Tsutomu Yamaguchi: The man who survived two atomic bombs

On the morning of August 6, 1945, the United States dropped an atomic bomb on the Japanese city of Hiroshima. Three days later, a second bomb was dropped on the city of Nagasaki. The attacks brought World War II to an end but also caused hundreds of thousands of deaths.

Bombing of Hiroshima and Nagasaki
Atomic bomb mushroom clouds over Hiroshima (left) and Nagasaki (right). Img Source: Wikimedia Commons

It is estimated that at least 125,000 people were killed. Many people managed to survive the attacks but only one man can say that he survived both Hiroshima and Nagasaki: Tsutomu Yamaguchi.

Tsutomu Yamaguchi
Tsutomu Yamaguchi, as a young engineer.

It’s said there were around 160 people affected by both bombings but Tsutomu Yamaguchi was the only one that was officially recognized by the government of Japan as surviving both explosions.
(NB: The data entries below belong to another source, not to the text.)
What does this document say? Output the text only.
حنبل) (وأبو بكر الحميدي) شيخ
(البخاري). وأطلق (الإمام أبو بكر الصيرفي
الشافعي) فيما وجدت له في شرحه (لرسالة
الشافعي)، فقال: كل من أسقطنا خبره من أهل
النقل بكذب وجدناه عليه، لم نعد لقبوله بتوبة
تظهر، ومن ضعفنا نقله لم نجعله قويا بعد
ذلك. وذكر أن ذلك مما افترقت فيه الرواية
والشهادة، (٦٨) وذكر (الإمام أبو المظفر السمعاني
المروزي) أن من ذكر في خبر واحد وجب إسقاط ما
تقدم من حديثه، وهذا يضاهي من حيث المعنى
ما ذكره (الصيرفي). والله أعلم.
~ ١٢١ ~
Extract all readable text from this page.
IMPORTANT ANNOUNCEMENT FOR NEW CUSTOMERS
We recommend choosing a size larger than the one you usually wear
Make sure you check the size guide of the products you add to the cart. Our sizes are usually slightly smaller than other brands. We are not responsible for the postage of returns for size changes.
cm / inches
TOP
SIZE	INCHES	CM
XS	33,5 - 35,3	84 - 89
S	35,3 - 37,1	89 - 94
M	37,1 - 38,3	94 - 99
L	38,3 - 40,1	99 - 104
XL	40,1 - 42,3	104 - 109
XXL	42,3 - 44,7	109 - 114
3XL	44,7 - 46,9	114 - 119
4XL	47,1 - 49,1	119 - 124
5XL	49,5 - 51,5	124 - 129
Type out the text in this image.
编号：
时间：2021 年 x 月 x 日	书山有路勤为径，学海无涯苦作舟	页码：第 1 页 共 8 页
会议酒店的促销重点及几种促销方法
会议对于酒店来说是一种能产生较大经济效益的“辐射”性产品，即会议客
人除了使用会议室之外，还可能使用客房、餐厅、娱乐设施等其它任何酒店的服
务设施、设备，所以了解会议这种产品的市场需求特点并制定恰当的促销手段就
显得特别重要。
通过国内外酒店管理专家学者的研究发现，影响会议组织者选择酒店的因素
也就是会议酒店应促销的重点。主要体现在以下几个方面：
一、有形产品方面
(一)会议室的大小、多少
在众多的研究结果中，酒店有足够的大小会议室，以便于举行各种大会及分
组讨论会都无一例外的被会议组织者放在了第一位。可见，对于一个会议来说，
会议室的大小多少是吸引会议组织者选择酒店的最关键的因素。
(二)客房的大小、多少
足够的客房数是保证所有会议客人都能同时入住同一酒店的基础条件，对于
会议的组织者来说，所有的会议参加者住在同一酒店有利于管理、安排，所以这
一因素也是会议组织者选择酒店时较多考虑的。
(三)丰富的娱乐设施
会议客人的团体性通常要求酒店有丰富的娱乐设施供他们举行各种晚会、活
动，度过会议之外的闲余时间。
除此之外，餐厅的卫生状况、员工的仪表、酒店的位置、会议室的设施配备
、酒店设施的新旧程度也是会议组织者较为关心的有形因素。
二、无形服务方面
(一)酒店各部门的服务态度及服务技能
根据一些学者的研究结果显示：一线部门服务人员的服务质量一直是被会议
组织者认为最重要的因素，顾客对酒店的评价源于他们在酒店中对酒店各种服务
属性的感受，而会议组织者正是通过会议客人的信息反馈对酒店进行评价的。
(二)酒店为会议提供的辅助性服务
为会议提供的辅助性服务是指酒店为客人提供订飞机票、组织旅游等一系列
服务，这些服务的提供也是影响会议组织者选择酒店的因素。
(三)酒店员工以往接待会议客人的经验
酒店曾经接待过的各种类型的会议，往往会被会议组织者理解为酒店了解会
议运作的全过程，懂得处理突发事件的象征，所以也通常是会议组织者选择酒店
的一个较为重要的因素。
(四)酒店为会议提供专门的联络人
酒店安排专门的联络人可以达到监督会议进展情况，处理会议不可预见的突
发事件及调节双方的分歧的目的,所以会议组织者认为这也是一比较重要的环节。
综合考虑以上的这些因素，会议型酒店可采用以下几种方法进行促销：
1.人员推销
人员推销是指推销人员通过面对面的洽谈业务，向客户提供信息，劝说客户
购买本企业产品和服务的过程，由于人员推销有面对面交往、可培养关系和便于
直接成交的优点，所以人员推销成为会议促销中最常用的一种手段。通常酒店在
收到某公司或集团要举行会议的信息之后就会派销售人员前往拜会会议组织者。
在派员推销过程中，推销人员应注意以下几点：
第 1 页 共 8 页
Tsutomu Yamaguchi was 29 years old when he was on a business trip in Hiroshima. At that time he worked at Mitsubishi Heavy Industries. On August 6, 1945, when the atomic bomb was dropped on Hiroshima, he was just two miles away from ground zero.

He was one of the lucky survivors and spent the night in a Hiroshima bomb shelter trying to figure out what to do next. The detonation ruptured his eardrums and he was temporarily blinded by the bright flash of light. He remembers seeing the mushroom cloud before he passed out.

In the shelter where he went to spent the night, he found his three work colleagues who had also survived the blast. The four of them left the shelter the next morning; they reached the train station and took a train to their hometown of Nagasaki.

Mr. Yamaguchi was seriously injured but he decided that he was well enough to return to work on August 9th, just three days after the Hiroshima explosion.

An atomic cloud looms over Nagasaki
An atomic cloud looms over Nagasaki just after the bombing. August 9, 1945 © Wikimedia Commons

Mr. Yamaguchi was in his Nagasaki office, telling his boss about the Hiroshima blast, when “suddenly the same white light filled the room” ― the Americans detonated the second bomb in Nagasaki.

“I thought the mushroom cloud had followed me from Hiroshima.” ― Tsutomu Yamaguchi

The US wasn’t planning to drop the bomb on Nagasaki. Nagasaki was the secondary target; the original objective was the city of Kokura, but because of the bad weather, Nagasaki was chosen instead. Japan surrendered six days after the Nagasaki attack.

Tsutomu Yamaguchi managed to survive again. In three days he survived two nuclear bomb attacks. The bombs were dropped in the center of the city and Tsutomu was again about two miles away. Mr. Yamaguchi himself experienced no immediate injury from this second explosion, though he of course was exposed to another high dose of ionizing radiation.

Tsutomu Yamaguchi
Photograph of Tsutomu Yamaguchi by Justin Mccurry. March 25, 2009.

Mr. Yamaguchi slowly recovered and went on to live a relatively normal life. What is more interesting Mr. Yamaguchi was 93 years old when he died in January 2010. The cause of his death was stomach cancer.